Bölge Adliye Mahkemesinin 28.12.2022 tarih, 2022/333 Esas, 2022/2508 Karar sayılı kararı ile; taraflara yüklenen kusurların gerçekleştiği, kadının yoksulluk nafakasına yönelik istinaf talebi bulunmadığından, İlk Derece Mahkemesinin kadın lehine hükmettiği yoksulluk nafakası miktarının erkek açısından usulü kazanılmış hak teşkil ettiği, tarafların evlilikte geçen süreleri, tespit edilen kusurları ile ekonomik sosyal durumlarına göre tazminat miktarlarının düşük olduğu gerekçesiyle kadının bu yöne ilişkin istinaf talebinin kısmen kabulüne, kadın lehine 200.000,00 TL maddî ve 200.000,00 TL manevî tazminata, diğer yönlerden İlk Derece Mahkemesi kararı usul ve kanuna uygun olduğundan erkeğin tüm, kadının sair istinaf itirazlarının esastan reddine karar verilmiştir.
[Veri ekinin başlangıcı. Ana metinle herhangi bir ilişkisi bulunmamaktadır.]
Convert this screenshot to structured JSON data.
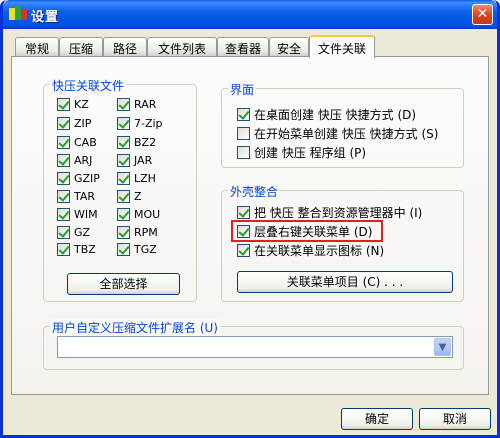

V. BOZMA VE BOZMADAN SONRAKİ YARGILAMA SÜRECİ

A. Bozma Kararı

1.Bölge Adliye Mahkemesinin yukarıda belirtilen kararına karşı vekili yönünden; davacı-davalı kadın vekili kusur belirlemesi, tedbir ve yoksulluk nafakasının ile tazminatların miktarı yönünden; davalı-davacı erkek vekili kadının davasının kabulü, kusur belirlemesi, nafakalar ve tazminatlar yönünden temyiz başvurusunda bulunmuştur.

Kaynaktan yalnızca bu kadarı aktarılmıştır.